What materials and raw materials are used in cleaning textiles?

The world of cleaning textiles is often viewed somewhat disparagingly. Cleaning cloths are colloquially referred to as 'rags' and most non-specialists still think that a fringed mop is the appliance of choice for floor cleaning. However, times have changed massively.


The cleaning sector is not known as innovation-driven as certain other industries. The tried and tested is preserved. Innovative novelties are tested somewhat cautiously at first. However, high-quality high-tech materials are used in cleaning textiles these days. Processing is complex and is carried out according to the latest industry standards. The end products are effective tools that have nothing in common with the old dusting cloths and cotton fringed mops.

The raw materials

Cotton fibers continue to play an important role. Cotton fibers are soft and absorbent, which is essential in some areas of application. However, the water consumption for the production of cotton is very high and the use of pesticides in cotton cultivation is also considerable. Therefore, the fiber no longer really fits into the modern understanding of sustainable raw materials.

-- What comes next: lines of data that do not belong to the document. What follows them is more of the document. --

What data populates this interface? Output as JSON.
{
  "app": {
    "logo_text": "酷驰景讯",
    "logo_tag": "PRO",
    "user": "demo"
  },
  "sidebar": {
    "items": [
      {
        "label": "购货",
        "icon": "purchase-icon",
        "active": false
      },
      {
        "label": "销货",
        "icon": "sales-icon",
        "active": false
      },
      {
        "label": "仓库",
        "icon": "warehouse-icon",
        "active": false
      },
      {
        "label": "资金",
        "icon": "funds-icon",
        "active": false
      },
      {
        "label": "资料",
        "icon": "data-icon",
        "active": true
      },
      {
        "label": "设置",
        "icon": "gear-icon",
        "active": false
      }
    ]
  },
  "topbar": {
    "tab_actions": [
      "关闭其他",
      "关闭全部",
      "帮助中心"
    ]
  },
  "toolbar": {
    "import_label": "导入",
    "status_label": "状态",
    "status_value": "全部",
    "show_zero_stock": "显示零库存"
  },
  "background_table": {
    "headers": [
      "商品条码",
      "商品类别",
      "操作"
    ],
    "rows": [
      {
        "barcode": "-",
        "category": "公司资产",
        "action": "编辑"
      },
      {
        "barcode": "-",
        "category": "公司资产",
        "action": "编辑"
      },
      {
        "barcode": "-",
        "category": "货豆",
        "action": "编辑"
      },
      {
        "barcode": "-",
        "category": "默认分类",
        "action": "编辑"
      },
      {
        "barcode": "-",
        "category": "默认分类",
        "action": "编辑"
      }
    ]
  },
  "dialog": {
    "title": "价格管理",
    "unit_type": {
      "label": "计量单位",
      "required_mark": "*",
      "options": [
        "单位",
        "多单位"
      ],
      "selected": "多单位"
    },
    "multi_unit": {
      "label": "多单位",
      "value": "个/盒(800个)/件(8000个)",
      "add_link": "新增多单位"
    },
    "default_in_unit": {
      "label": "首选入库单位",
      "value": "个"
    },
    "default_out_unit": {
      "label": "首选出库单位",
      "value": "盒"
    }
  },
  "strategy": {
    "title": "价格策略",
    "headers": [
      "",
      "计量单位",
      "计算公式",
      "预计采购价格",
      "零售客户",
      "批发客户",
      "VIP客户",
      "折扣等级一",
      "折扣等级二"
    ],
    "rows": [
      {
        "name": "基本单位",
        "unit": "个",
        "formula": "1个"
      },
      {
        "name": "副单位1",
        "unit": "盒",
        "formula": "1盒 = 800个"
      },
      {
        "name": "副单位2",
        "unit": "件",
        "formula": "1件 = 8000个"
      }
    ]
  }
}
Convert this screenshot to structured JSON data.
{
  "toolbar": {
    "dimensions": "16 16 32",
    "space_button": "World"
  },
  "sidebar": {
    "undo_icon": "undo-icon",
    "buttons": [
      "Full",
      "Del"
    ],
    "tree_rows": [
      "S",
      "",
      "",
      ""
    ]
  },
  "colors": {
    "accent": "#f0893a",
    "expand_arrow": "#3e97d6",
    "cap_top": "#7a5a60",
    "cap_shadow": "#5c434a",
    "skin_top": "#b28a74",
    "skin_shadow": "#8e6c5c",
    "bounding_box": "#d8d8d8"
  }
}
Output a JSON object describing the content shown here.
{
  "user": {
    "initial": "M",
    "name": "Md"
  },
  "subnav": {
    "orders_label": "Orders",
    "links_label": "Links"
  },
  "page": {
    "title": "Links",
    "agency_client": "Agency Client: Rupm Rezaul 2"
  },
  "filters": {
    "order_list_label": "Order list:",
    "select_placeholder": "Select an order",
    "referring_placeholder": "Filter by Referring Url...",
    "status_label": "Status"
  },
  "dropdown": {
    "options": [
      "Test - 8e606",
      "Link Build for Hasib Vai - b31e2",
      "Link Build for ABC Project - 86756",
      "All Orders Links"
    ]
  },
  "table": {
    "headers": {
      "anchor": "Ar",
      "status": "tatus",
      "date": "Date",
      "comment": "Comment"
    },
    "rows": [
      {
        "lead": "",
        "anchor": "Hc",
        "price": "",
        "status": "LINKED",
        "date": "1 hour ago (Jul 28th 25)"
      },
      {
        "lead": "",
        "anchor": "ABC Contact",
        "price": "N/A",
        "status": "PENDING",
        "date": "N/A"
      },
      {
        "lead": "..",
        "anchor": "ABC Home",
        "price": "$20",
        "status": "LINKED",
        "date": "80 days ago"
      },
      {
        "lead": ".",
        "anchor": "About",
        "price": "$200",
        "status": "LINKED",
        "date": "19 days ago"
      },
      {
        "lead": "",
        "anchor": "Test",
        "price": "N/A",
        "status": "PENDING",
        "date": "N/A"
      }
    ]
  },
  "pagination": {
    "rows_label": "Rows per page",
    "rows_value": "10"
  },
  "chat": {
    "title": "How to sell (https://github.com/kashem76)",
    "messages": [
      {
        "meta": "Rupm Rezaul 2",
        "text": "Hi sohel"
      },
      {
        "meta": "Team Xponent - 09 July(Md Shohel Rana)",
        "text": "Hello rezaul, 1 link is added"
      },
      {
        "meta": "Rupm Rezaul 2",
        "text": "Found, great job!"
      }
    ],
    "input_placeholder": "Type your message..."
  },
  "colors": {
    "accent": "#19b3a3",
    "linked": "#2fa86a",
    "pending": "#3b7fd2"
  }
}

In addition to cotton, cellulose is also an important plant-based raw material. Cellulose is the largest component of plant cell walls. As wood is the highest quality source of cellulose, one would think that cellulose can be used without any major concerns. However, as cellulose is also a by-product of cotton production, this puts the positive ecological balance into perspective. Reputable sustainability labels should therefore be taken into account.

Linen is mostly used as half-linen, i.e. mixed with 50% cotton, in dish drying cloths.However, linen fibers are hardly used in cleaning textiles today.

Polyester and polyamide are the main raw materials for the production of microfibers in various blending ratios, depending on the area of application. Microfibers are the most important fibers in professional cleaning today. The specific properties of these fibers are predestined for use in the cleaning sector. The advantages of these fibers are explained in the following chapter.

Polyurethane is used in the form of sponges, coating on microfiber cloths (foam) as a substitute for the classic chamois leather and sometimes also as a mixed component in scrubbing machine pads.

Bamboo is a new raw material in the cleaning textiles sector. As the bamboo plant (sweet grass) usually grows back quickly, it is cheap to produce and also has a positive ecological balance. Bamboo grows in forests with a capacity of 10 to 15 tons of biomass per year under sustainable management. However, it should be noted that bamboo fiber is actually too short to be spun. Therefore, cellulose is first produced from the raw material bamboo and then a viscose fiber is obtained. This is then spun and processed into cleaning textiles.

Microfiber as an important raw material in cleaning textiles

What exactly is a microfiber? By definition, a microfiber is a fiber that weighs just 1 gram per 100 km length. It is made either from pure polyester or blended with polyamide. The mixing ratio depends on the intended use of the end product.

There are two main steps in the manufacturing process. First, the actual spinning takes place. Here, very pure raw materials are spun at high speed into a so-called multifilament. These are intertwined fiber strands that are produced as a primary product. These multifilaments must be split for use in the final product.

The splitting of the multifilament creates the microfiber as we know it and as it is commonly used in the cleaning industry today. The microfiber can only show its superiority through splitting. It can then pick up dirt and have an abrasive effect on the surface. There are three main methods for splitting: water jet splitting, steam splitting and thermal splitting. The thermal gritting process is most commonly used.

Effect of the microfiber

Due to the magnetic effect of the microfiber on dust (thanks to the raw materials polyester and polyamide), it binds it to itself. It is also very good at absorbing liquids as it has countless pores and air chambers. The liquid can penetrate these and is stored in the cleaning textile. During the cleaning process, the moisture is then released again and is available for cleaning.


Microfiber is the most important type of fiber used in cleaning textiles today. It is usually made from polyester or blends of polyester and polyamide. However, the other raw materials still have their justification as starting materials for specific applications and in special products (e.g. dust wipes for high-gloss surfaces). The ecological balance is different for all raw materials and should also be taken into account.